Mimo to goście pozostawali w grze dzięki świetnej postawie Kogi i rezerwowego rozgrywającego Kacpra Popika. Zawiercianie grali bardzo walecznie, próbując podbić każdą piłkę, czym nadrabiali przydarzające się im błędy. W końcowej fazie seta nie uniknęli jednak przestoju, który pozwolił równiej grającym warszawianom odskoczyć na parę punktów. Ślązacy obronili co prawda cztery piłki setowe z rzędu, ale przy kolejnej atak Gjorgiewa okazał się za mocny i ONICO doprowadziło do tie-breaku.
Na początku decydującej partii zarysowała się przewaga ONICO i nerwowość po drugiej stronie siatki. Brizard agresywnie kiwał, Gjorgiew zaczaił się blokiem na Żuka, a Bociek nie zmieścił piłki po ciasnym skosie, wobec czego stołeczna drużyna osiągnęła trzypunktową przewagę. Niedługo później Brizard dołożył kolejny punkt blokiem i stało się jasne, że ONICO powróci na zwycięską ścieżkę. Pewny tego był również Piotr Gacek, który na parę punktów przed końcem spotkania, podszedł już w kierunku płyty boiska z nagrodą dla MVP. Co prawda chrapkę na nią miał komentujący spotkanie Łukasz Kadziewicz, który żartował sobie z byłym kolegą z reprezentacji, lecz ostatecznie statuetka trafiła w ręce środkowego ONICO Jana Nowakowskiego. ONICO pozwoliło rywalom na zdobycie jedynie 8 punktów i mogło ostatecznie odetchnąć z ulgą.
ONICO Warszawa – Aluron Virtu Warta Zawiercie 3:2 (25:14, 23:25, 28:30, 25:23, 15:8)
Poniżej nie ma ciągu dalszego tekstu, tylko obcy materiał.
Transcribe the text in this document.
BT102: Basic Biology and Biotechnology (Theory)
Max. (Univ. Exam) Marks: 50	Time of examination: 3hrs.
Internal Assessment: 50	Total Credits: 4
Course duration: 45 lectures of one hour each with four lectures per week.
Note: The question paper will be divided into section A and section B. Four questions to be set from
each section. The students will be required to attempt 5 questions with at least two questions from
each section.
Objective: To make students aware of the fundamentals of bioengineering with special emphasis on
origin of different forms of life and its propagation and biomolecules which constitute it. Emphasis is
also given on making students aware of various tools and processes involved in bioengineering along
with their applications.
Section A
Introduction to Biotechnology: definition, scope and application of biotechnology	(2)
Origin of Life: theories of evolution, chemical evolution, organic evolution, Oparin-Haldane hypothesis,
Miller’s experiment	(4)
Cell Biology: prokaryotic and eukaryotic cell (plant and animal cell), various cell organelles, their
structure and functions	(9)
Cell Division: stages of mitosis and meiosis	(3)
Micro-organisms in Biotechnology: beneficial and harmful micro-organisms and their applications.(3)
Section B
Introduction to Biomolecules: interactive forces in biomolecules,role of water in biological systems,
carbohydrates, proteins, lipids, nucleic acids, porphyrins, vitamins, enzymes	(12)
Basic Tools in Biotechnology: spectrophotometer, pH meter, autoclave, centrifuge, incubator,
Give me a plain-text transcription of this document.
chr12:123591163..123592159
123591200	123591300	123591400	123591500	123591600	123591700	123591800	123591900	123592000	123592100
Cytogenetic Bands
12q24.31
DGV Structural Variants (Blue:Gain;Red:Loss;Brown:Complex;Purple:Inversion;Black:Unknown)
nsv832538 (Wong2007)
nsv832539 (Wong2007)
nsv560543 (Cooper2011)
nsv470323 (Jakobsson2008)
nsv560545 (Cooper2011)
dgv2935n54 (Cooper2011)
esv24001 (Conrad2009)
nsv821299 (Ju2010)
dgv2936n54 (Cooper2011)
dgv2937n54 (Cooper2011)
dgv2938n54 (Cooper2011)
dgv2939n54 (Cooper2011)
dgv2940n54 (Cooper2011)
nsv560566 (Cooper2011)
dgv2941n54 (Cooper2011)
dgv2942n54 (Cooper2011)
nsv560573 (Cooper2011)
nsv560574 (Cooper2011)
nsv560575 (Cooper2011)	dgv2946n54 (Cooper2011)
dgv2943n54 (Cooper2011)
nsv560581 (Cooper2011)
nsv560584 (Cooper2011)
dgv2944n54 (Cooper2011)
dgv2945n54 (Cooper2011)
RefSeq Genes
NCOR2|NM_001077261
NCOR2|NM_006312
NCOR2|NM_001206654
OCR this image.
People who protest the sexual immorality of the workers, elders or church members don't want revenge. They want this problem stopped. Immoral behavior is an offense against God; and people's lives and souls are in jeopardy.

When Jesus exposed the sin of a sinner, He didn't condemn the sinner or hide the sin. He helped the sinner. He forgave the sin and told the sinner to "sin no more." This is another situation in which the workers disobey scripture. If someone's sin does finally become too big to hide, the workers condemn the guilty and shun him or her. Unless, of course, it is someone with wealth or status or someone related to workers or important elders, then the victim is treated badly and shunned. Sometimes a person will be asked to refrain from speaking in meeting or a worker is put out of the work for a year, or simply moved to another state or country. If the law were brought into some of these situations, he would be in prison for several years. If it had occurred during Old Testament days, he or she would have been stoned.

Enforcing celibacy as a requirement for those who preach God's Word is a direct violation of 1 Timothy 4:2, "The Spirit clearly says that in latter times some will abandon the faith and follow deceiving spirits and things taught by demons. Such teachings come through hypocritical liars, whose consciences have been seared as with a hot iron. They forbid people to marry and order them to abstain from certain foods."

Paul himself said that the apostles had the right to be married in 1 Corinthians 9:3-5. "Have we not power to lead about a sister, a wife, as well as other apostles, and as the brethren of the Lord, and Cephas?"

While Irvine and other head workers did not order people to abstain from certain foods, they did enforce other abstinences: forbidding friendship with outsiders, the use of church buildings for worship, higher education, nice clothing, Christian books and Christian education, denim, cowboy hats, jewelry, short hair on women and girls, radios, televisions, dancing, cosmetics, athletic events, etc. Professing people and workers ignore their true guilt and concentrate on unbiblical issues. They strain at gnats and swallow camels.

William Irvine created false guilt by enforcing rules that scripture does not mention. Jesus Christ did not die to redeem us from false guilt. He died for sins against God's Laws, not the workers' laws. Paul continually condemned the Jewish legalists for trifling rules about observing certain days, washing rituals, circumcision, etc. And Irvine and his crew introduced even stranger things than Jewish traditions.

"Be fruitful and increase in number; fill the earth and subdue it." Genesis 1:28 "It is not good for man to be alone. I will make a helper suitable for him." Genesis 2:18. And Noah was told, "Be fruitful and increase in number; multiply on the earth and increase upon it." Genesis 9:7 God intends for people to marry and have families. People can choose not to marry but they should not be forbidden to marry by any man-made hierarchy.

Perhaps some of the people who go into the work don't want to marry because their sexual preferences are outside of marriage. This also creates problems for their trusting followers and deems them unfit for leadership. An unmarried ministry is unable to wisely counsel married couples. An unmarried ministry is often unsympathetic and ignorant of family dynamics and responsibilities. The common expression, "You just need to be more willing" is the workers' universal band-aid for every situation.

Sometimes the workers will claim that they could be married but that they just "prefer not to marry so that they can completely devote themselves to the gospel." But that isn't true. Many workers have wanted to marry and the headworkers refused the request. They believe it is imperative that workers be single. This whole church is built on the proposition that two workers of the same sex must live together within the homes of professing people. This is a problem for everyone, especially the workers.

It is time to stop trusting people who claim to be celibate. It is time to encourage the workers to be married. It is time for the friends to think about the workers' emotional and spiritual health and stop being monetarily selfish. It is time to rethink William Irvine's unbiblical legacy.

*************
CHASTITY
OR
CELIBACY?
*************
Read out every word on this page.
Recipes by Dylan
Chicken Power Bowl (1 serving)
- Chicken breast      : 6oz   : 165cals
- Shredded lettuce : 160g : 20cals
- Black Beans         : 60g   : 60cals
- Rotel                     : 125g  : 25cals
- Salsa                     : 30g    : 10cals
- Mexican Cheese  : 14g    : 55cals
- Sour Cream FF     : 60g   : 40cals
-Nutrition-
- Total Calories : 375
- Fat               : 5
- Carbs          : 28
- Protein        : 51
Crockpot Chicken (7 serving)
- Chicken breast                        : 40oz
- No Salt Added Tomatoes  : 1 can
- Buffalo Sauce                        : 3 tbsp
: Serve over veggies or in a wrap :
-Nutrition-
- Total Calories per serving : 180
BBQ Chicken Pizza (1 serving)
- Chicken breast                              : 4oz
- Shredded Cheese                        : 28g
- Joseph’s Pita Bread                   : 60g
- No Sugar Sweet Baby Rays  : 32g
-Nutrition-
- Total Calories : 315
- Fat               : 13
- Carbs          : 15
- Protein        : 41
ONICO: Brizard 9, Gjorgiew 21, Nowakowski 16, Samica 13, Włodarczyk 12, Wrona 10 oraz Gruszczyński (l), Firlej, Kwolek 2. Trener: Antiga.
Warta Zawiercie: Bociek 29, de Leon, Pająk, Patak 13, Smith 13, Swodczyk 8 oraz Koga (l), Andrzejewski (l), Kaczorowski, Popik 4, Zajder 1, Żuk 10. Trener: Zanini.